Comey reported only three possible charges that could have been brought against Clinton or her aides: intentional mishandling of classified information or grossly negligent mishandling, both felonies under 793(f) ; and knowingly removing classified information from appropriate systems, a misdemeanor presumably under 1924 .
The FBI indicates that the recommendation of the FBI was limited to "laws governing the handling of classified information" although 793(f) does not mention classified information. Comey did not mention the various other laws implicated by Clinton's handling of her emails, and her statements about them in various fora. The FBI did not record or take sworn testimony of its interview with Clinton so Comey's judgment whether she lied to the FBI cannot be tested.
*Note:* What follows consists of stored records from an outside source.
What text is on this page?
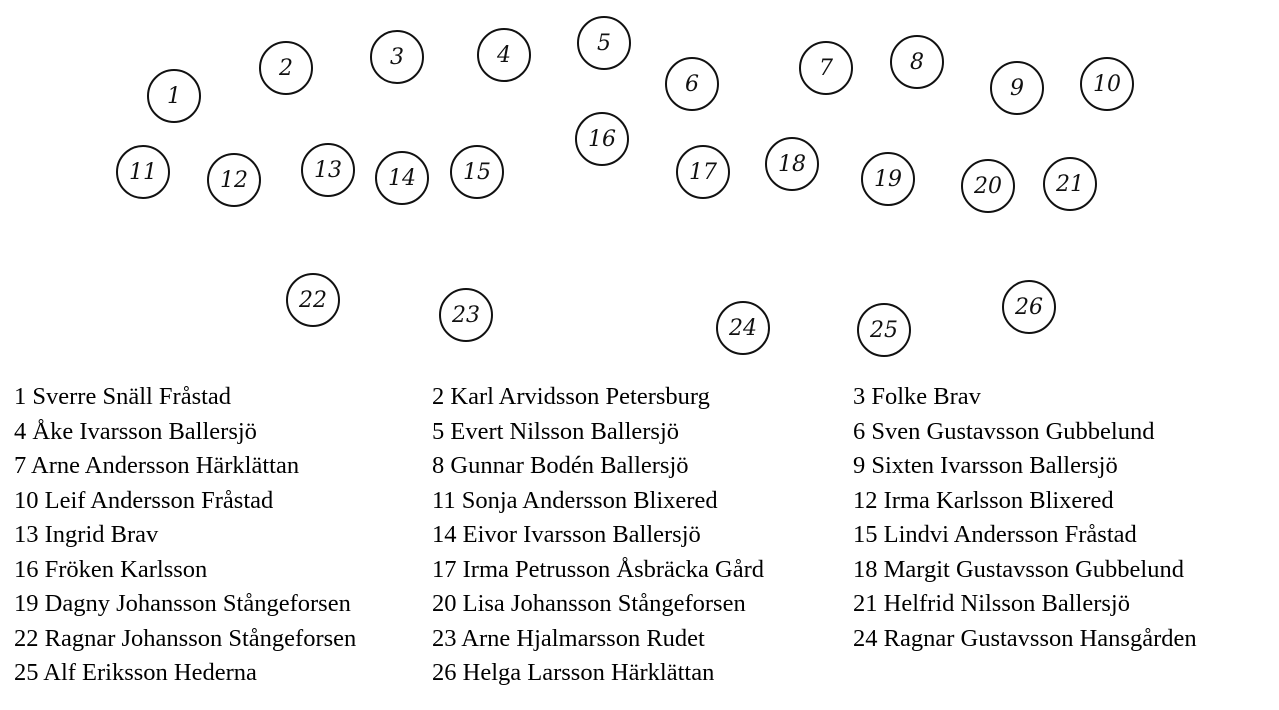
1
2	3	4	5
6
7	8
9	10
11	12	13	14	15
16
17	18
19	20	21
22
23
24	25
26
1 Sverre Snäll Fråstad	2 Karl Arvidsson Petersburg	3 Folke Brav
4 Åke Ivarsson Ballersjö	5 Evert Nilsson Ballersjö	6 Sven Gustavsson Gubbelund
7 Arne Andersson Härklättan	8 Gunnar Bodén Ballersjö	9 Sixten Ivarsson Ballersjö
10 Leif Andersson Fråstad	11 Sonja Andersson Blixered	12 Irma Karlsson Blixered
13 Ingrid Brav	14 Eivor Ivarsson Ballersjö	15 Lindvi Andersson Fråstad
16 Fröken Karlsson	17 Irma Petrusson Åsbräcka Gård	18 Margit Gustavsson Gubbelund
19 Dagny Johansson Stångeforsen	20 Lisa Johansson Stångeforsen	21 Helfrid Nilsson Ballersjö
22 Ragnar Johansson Stångeforsen	23 Arne Hjalmarsson Rudet	24 Ragnar Gustavsson Hansgården
25 Alf Eriksson Hederna	26 Helga Larsson Härklättan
Comey admitted to the Chairman of the House Oversight Committee that the FBI did not investigate lies told to the Benghazi Committee because it did not have a "referral" from Congress. The Committee Chair Chaffetz responded: " You'll have one in the next few hours." Does the FBI also need a referral to investigate the other possible crimes committed by Clinton with respect to her email practices, such as possible violations of 18 U.S. Code 641 (one who "disposes of any record ... of any department or agency"); 18 U.S. Code 2232 ("Destruction or removal of property to prevent seizure"); 18 U.S. Code 1512(c) (one who "destroys, mutilates, or conceals a record, document, ... with the intent to impair the object's ... availability for use in an official proceeding," such as FOIA perhaps ?); 18 U.S. Code 1519 (the same to "influence the investigation or proper administration of any matter within the jurisdiction of any department or agency of the United States," like Clinton Foundation charity conflicts perhaps?); and 18 U.S. Code 2071 (one who "takes and carries away any record ... in any public office").
Another matter raised at the hearings that the FBI did not pursue was that Clinton had on her unprotected secret server the names of covert CIA officers, the disclosure of which is a felony under the Intelligence Identities Protection Act.
Gross negligence
Bernie Sanders has been too preoccupied with convincing his followers that the Democratic Party Platform is relevant, by performance of his new role in the Kabuki theatre of corporate Democrats, acting out a supposedly important public debate over the Platform contents. He is planning to endorse for the Democratic Party nomination that was stolen from him the FBI-certified "extremely careless" candidate, rather than argue at the Convention 1) for her disqualification on that ground and 2) for party rules that would prevent election theft.
It was therefore left to Green Party candidate Jill Stein to point out, along with many others, that, in addition to the above analysis about the true legal meaning of, and factual proof necessary for, the element of intent, "All the elements necessary to prove a felony violation were found by the FBI investigation, specifically of Title 18 Section 793(f) of the federal penal code.... Director Comey said that Clinton was 'extremely careless' and 'reckless' in handling such information. Contrary to the implications of the FBI statement, the law does not require showing that Clinton intended to harm the United States, but that she acted with gross negligence."
Section 793(f) punishes anyone " entrusted with ... any ... information, relating to the national defense, [who] through gross negligence permits the same to be removed from its proper place of custody or delivered to anyone in violation of his trust, or to be lost, stolen, abstracted, or destroyed." Comey was unable to explain how his "lack of intent" argument could prevent application of a statute that specifically reduces the ordinary presumed intent to an even lower standard that matched the precise factual findings of the FBI, as Rep. Gowdy had also pointed out to Comey at the hearings without any effective response from Comey.
It is unlikely that Comey's highly flawed legal explanation for the institutionally inappropriate spiking of the prosecution of Hillary Clinton will escape the political verdict rendered by Trump and others that it was "rigged."